UPDATE 15 Feb: The failure is a segmentation fault in a deallocate statement in mpp_nfd_3d_ptr in a piece of code protected by l_north_nogather=.true. If I switch ln_nnogather to .false. (default value) then it runs OK (which probably explains why George can run ORCA1).
11 January 2018: pb with dynspg_ts, time splitting (SOLVED)
Clément Rousset thinks there might have been a problem during merge of developments with dynspg_ts: looks like drag is computed twice so that energy is wrong and too big. This may be the reason for the crash of ORCA2 configuration for now after 200 timesteps (so that is is not send through SETTE tests sopping after 150 timesteps! Could Jérôme have a look at this?
update at 09/03/2018: The fix was already done and was not the cause of ORCA2 crash and no-reproducibility
11 January 2017 : AGRIF not restartable nor reproducible for now with sea-ice
Clément Rousset and Simona are working on it, building a test case for that. It is an important issue to solve at first.

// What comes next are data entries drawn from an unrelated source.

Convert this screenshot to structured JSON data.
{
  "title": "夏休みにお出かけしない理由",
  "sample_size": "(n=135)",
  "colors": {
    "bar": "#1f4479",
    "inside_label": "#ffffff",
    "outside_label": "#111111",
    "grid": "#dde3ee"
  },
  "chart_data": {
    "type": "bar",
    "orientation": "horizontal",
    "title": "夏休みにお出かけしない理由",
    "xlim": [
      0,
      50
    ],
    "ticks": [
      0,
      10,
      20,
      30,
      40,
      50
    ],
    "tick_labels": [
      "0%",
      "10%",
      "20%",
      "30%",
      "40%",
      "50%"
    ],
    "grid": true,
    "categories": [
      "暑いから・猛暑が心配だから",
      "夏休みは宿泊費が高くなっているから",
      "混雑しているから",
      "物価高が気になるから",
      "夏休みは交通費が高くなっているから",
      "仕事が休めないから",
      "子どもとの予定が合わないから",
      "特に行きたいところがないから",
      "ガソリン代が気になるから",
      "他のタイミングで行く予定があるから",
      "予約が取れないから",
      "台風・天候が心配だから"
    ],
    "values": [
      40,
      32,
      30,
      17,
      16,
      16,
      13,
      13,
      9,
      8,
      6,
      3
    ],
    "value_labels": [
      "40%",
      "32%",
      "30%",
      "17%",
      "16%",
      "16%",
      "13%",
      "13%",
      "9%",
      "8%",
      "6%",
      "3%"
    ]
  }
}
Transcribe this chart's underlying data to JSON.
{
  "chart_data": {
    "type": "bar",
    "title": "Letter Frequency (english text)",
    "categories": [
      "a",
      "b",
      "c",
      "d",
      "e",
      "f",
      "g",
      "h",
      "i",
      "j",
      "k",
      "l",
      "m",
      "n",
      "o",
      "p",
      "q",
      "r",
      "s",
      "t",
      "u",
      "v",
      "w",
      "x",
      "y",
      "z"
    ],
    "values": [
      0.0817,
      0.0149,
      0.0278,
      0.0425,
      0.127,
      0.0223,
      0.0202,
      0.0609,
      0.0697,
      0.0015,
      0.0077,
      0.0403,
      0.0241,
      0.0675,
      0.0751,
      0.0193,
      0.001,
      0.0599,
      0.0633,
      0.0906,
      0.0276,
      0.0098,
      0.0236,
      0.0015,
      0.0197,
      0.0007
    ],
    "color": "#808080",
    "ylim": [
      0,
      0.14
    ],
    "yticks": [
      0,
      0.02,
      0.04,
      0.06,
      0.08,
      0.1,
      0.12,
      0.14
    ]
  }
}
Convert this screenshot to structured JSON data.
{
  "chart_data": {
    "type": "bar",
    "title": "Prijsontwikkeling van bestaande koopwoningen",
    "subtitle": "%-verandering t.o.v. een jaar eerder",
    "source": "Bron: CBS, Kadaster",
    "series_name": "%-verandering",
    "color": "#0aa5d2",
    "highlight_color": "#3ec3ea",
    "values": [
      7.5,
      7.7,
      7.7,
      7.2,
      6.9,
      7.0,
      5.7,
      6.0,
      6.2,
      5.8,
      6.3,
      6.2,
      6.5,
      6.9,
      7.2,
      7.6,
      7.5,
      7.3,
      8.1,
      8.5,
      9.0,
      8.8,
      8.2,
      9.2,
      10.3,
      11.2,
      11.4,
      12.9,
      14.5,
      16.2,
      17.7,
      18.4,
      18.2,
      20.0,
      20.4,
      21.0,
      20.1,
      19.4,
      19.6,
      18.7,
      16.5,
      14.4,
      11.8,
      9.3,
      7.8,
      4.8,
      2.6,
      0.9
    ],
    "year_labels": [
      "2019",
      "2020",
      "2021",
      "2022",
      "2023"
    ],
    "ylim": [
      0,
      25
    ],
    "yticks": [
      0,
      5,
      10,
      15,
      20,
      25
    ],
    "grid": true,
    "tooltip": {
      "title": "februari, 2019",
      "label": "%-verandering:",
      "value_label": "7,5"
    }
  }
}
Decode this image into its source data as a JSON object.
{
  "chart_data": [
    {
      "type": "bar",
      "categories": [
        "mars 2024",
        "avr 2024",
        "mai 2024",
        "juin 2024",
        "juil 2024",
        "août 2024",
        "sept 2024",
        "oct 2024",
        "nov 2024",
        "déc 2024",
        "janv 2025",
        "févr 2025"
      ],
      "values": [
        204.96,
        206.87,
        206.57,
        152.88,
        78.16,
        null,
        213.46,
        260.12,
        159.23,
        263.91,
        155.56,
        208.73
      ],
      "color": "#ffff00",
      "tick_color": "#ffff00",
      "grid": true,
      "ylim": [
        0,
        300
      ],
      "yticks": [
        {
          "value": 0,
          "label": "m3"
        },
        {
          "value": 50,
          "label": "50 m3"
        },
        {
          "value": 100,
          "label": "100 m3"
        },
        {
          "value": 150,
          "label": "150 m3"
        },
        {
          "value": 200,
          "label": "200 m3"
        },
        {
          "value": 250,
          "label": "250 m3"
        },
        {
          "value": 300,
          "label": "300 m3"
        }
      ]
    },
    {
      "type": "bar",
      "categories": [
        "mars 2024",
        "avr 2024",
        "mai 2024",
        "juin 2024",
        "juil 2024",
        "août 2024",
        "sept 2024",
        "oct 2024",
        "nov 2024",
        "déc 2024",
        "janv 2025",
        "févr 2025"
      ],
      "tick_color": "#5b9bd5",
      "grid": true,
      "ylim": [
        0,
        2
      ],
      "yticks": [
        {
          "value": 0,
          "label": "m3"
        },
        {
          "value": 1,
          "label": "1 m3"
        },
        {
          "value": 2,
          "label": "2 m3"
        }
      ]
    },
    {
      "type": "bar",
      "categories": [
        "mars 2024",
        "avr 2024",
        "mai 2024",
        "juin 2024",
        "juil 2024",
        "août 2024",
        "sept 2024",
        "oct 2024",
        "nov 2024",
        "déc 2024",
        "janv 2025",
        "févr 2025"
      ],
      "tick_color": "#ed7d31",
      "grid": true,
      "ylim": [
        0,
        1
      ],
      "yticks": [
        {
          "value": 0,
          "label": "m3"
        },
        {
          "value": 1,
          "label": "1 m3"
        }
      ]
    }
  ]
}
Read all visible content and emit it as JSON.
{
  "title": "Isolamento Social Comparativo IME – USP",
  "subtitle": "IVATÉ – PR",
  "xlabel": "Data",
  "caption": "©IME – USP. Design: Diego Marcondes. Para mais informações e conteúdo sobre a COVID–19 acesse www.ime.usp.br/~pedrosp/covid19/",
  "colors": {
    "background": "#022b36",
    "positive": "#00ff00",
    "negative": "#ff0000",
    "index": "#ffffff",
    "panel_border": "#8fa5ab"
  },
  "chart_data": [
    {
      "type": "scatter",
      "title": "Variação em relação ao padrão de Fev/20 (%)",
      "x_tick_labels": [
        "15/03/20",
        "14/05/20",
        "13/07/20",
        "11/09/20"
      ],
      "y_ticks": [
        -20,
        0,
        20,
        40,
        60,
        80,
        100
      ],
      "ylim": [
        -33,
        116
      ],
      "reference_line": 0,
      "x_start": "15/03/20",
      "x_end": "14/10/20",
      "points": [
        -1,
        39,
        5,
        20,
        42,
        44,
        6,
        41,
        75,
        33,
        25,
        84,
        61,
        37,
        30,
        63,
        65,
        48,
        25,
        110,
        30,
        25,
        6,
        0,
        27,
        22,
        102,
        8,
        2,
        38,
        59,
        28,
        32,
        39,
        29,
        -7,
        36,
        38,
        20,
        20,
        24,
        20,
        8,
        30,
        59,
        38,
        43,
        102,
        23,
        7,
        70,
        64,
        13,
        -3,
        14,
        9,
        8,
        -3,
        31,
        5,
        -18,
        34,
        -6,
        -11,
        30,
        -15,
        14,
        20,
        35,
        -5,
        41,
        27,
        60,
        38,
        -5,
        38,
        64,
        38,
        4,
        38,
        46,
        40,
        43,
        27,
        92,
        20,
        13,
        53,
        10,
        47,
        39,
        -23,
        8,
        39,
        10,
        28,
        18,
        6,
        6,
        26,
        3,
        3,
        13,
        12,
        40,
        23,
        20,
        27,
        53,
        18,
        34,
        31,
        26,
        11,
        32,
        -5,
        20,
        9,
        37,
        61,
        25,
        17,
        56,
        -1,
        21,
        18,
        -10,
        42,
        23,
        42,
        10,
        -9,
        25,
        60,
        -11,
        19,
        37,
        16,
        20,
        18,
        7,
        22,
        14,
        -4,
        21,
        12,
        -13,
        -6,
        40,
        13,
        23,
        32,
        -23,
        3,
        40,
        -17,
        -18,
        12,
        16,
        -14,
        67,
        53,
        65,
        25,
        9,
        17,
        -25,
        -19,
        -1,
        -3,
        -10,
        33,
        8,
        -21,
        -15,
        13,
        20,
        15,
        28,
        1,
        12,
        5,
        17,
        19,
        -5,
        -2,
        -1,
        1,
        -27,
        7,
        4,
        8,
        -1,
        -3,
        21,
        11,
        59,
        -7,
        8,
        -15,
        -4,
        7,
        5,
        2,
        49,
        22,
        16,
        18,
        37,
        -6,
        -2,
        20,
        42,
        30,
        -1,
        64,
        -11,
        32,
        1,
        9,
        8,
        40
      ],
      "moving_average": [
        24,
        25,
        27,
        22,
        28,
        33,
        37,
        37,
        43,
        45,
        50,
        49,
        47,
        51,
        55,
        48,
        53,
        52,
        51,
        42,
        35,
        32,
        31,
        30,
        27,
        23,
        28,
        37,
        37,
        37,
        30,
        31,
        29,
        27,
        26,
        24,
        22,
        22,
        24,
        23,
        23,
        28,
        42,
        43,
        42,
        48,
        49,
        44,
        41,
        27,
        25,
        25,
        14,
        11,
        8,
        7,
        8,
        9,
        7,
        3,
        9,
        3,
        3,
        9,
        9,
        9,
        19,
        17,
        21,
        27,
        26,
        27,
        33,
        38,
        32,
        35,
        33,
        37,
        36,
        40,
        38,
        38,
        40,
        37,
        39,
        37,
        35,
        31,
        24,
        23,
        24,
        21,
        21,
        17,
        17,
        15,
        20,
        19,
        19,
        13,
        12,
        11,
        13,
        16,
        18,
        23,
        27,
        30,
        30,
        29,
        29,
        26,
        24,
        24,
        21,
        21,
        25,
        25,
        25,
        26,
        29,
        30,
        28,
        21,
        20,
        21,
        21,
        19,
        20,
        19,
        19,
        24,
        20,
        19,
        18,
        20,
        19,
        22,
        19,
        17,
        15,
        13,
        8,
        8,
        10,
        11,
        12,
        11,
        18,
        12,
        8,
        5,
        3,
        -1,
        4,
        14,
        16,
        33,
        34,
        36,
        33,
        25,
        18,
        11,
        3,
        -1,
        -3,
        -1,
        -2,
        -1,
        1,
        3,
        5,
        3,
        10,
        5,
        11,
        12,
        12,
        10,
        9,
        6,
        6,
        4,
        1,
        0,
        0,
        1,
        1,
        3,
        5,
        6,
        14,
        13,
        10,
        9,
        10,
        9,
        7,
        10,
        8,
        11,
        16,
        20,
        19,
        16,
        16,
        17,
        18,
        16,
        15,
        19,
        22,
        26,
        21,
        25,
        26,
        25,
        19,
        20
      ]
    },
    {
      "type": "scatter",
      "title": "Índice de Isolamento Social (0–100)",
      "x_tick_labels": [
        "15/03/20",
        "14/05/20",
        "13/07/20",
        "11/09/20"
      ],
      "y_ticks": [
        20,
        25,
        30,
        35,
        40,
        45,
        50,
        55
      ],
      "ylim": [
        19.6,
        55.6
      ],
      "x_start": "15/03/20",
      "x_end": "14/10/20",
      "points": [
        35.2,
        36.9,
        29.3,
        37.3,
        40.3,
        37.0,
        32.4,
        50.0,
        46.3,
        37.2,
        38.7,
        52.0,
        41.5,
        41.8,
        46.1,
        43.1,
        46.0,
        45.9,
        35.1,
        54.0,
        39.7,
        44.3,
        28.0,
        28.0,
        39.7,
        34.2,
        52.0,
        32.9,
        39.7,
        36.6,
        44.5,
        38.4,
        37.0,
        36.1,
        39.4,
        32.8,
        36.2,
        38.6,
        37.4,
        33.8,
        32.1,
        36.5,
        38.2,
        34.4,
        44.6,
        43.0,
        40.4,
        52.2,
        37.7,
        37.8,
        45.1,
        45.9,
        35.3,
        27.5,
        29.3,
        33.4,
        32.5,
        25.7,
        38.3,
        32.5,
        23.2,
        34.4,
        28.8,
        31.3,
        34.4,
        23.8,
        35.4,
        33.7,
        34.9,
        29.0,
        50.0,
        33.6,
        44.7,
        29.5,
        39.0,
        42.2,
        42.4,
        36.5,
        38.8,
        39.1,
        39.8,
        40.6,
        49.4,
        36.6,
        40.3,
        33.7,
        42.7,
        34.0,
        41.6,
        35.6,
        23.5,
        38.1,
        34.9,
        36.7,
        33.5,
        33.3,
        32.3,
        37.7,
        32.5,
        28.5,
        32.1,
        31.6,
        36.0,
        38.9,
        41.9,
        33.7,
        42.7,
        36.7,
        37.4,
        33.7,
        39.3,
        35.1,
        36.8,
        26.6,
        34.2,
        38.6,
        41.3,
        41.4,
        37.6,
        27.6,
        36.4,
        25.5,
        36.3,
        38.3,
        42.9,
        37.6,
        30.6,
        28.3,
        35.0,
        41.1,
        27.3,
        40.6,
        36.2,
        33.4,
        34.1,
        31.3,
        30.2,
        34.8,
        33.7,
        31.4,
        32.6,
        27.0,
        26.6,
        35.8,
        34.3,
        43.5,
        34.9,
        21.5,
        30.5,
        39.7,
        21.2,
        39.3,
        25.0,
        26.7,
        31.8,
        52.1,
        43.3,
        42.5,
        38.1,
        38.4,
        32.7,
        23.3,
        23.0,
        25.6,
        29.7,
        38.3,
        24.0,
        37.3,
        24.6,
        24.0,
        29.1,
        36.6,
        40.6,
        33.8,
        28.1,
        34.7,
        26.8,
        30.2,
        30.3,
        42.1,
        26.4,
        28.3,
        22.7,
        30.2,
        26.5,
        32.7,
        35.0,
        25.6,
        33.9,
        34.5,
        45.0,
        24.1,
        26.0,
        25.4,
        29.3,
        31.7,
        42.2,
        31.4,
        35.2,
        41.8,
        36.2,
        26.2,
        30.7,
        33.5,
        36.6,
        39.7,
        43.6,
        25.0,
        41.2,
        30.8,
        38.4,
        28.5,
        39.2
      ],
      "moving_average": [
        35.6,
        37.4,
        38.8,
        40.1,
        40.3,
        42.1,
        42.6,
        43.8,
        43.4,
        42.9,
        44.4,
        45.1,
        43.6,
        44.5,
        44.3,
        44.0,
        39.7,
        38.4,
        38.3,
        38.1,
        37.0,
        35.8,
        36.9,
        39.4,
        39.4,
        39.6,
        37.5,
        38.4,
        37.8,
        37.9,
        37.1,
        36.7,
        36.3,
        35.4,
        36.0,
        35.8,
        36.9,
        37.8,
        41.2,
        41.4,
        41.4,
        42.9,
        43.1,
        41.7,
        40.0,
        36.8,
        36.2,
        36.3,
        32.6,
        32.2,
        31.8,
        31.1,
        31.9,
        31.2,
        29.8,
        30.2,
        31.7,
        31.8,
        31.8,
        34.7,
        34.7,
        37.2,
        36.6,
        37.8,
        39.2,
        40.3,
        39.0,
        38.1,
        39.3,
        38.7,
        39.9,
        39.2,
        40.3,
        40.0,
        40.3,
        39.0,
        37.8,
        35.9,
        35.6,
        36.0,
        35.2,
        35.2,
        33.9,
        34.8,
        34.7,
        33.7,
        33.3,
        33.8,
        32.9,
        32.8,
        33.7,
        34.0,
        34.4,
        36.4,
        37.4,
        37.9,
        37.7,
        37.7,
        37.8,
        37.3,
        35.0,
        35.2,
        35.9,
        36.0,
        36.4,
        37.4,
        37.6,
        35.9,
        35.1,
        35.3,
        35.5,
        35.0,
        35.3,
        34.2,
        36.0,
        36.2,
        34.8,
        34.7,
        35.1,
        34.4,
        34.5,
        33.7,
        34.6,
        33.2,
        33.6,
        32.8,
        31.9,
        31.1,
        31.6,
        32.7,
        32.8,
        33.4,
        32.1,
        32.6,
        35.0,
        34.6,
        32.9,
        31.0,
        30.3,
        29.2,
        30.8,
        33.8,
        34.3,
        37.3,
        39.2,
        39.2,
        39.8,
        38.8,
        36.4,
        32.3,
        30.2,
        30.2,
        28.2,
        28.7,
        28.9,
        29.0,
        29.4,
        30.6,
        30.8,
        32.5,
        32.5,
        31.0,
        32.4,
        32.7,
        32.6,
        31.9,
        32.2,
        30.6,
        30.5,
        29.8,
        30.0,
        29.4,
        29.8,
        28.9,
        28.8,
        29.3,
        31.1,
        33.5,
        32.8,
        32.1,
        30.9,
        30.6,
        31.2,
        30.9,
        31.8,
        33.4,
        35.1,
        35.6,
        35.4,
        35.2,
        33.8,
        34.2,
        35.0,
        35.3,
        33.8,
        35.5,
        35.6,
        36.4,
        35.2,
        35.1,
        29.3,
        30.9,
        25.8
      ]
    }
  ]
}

Please add new subjects ABOVE this line
SETTE test results
To be completed:
Date | revision | who did it? | SETTE results | Comments |
Dec 2017 | end merge party | all ok?? | ||
01/02/2017 | 9274 | Mercator(ClémentB) | GYRE OK, ORCA2LIM3PIS restart ok, repro nok ( in O0), ORCA2_OFF_PISCES AMM12 SAS ISOMIP ORCA2_LIM3_OBS OK, ORCA2AGR_ST restar OK, repro NOK,ORCA2AGUL_NOZOOM_ST/AGRIFNOZ/run.stat =/ ORCA2AGUL_NOAGR_ST/AGRIFNO/run.stat | ORCA2LIM3PIS_ST crashes at 179 timesteps |
22/02/2018 | 9354 | MET-Office | For ORCA2_LIM3_PISCES need to move from -O2 compilation option to -O0 | |
01/10/2017 | INGV | all ok | pb to create rebuild nemo executable with NETCDF4 (ok with NETCDF3) | |
01/10/2017 | CMCC | all ok | ||
01/30/2018 | 9286 | INGV | WORCA2LIM3PIS_ST reproducibility FAILED; WORCA2AGR_ST reproducibility FAILED; AGRIFNOZ vs AGRIFNO FAILED; WORCA2_LIM3_OBS_ST restartability NOT TESTED; tests for the other CONFIGS are OK |